Senators urge Fed to reverse ‘troubling rate hikes,’ restore housing affordability
A group of Democratic senators has called on the Fed to cut interest rates immediately to help restore America’s housing affordability.
“High interest rates have aggravated the country’s persistent crisis of housing access and affordability,” Senator Elizabeth Warren and three Democratic colleagues wrote in a Jan. 28 letter to Fed Chair Jerome Powell.
The senators said the Fed’s decision “to raise interest rates rapidly, and keep them high, has resulted in higher costs for home purchasers, higher rents, and reductions in new home and apartment building.”
“[W]e urge you to consider the effects of your interest rate decisions on the housing market and to reverse the troubling rate hikes that have put affordable housing out of reach for too many,” the letter continued.
The central bank has hiked interest rates 11 times since early 2022, bringing the federal funds rate to a range of 5.25% and 5.5%. While relatively low by historical standards, that’s the highest level in more than two decades.
As a result, the 30-year mortgage peaked just below 8% in 2023—the highest in 23 years—leading to the worst year for home sales in almost three decades. Even then, prices didn't give out.
Experts say you can thank the Fed for this unusual home price resilience.
The affordability crisis has gotten worse
In a typical housing market, home prices tend to respond to changes in demand—that is, prices decline if there are fewer buyers. But not in today’s America.
Reason: low supply.
America's housing inventory is at one of the lowest levels. In fact, experts warn that America is short of between 3.2 million and 6.5 million residential properties.
Rising interest rates made the problem worse because most Americans financed their mortgages below 4%. They don’t want to sell their home and finance a new property at double the rate.
Experts call this the “golden handcuffs” effect.
According to the real estate listing website Zillow, homeowners are much more likely to list their properties for sale if rates are below 5%.
“When homeowners with low mortgage rates are hesitant to sell their homes, it results in a shortage of housing options, resale supply, homeowner mobility, and places upward pressure on housing prices,” Zillow said in a report.
As long as rates remain above that level, the supply of new properties on the market is unlikely to increase in any meaningful way.
“Prices aren’t falling because the market is stuck,” according to Joe Seydl, senior markets economist with JPMorgan Chase.

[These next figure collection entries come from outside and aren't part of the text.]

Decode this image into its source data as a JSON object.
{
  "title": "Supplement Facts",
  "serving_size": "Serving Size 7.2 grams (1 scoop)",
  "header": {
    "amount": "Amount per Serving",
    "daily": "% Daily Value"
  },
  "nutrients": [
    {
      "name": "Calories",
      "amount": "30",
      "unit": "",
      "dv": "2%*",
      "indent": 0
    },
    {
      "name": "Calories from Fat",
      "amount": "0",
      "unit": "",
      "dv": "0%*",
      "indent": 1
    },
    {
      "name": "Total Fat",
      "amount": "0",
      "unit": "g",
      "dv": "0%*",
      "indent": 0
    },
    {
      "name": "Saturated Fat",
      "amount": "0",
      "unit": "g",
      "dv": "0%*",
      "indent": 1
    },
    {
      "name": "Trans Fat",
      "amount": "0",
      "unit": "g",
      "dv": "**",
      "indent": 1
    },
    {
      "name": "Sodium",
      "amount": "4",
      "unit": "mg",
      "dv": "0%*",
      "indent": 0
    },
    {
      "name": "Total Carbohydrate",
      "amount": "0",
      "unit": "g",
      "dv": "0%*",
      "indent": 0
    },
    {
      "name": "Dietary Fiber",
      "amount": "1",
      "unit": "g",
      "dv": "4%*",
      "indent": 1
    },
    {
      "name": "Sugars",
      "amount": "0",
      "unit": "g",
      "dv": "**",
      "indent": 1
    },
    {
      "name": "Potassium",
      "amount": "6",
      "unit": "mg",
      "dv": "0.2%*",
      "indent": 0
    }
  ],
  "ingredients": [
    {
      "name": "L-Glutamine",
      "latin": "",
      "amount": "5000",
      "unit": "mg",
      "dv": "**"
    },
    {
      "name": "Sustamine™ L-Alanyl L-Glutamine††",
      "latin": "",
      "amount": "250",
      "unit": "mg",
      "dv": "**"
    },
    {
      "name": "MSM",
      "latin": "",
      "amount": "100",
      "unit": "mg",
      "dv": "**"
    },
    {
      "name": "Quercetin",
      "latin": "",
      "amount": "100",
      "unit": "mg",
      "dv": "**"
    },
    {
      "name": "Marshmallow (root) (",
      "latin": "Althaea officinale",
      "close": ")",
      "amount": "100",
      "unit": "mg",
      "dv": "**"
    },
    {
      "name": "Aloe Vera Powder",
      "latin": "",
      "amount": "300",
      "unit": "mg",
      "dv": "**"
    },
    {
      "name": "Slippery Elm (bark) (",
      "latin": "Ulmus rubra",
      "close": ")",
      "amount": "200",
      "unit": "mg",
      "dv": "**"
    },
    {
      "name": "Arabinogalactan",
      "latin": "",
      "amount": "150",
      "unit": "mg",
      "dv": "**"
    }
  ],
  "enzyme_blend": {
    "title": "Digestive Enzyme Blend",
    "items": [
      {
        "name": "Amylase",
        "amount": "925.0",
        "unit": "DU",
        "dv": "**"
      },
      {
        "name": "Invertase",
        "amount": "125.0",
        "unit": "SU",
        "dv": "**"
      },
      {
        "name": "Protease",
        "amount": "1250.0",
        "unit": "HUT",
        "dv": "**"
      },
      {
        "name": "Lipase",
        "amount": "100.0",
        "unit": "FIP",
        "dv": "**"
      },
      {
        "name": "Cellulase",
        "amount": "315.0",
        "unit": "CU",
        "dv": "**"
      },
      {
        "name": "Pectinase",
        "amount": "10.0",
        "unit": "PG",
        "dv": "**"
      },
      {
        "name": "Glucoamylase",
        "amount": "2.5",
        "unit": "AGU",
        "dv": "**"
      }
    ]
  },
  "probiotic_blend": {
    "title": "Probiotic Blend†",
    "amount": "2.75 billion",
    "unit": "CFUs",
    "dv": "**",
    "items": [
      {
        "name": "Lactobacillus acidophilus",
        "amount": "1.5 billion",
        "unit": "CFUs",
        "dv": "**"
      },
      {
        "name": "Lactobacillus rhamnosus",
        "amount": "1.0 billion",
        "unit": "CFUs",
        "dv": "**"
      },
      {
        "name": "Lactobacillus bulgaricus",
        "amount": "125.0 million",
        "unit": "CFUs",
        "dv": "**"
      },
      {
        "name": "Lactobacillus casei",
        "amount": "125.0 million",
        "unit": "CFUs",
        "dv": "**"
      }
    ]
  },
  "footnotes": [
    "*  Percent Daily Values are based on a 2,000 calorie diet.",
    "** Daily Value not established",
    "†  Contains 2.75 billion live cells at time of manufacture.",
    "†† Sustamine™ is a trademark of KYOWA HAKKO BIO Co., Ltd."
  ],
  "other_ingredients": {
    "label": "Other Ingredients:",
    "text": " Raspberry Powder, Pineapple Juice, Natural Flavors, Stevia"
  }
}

“Demand has been reduced by high mortgage rates, but supply is even more restricted because of severe underbuilding in the 2010s, relative to population growth,” he explained.
Is the worst over?
As interest rates plateau and builders increase production, the worst of the housing crunch may already be in the rearview mirror, experts say.
“As home builders ramp up production, more supply will reach the market,” said Lawrence Yun, chief economist at the National Associaton of Realtors.
“Home price appreciation can only moderate from drastically improved supply. Another 30% rise in home construction can easily be absorbed in the marketplace, especially in light of recent weeks’ plunge in mortgage rates,” he said.
Mortgage rates have already declined by more than one point from their October peak and could be set to fall even further as the Fed finally begins cutting rates.
The Fed is widely expected to slash interest rates three times this year, although several Wall Street firms think the central bank will have to resort to more drastic cuts to stave off a recession.
In other words, the senators may get their wish after all.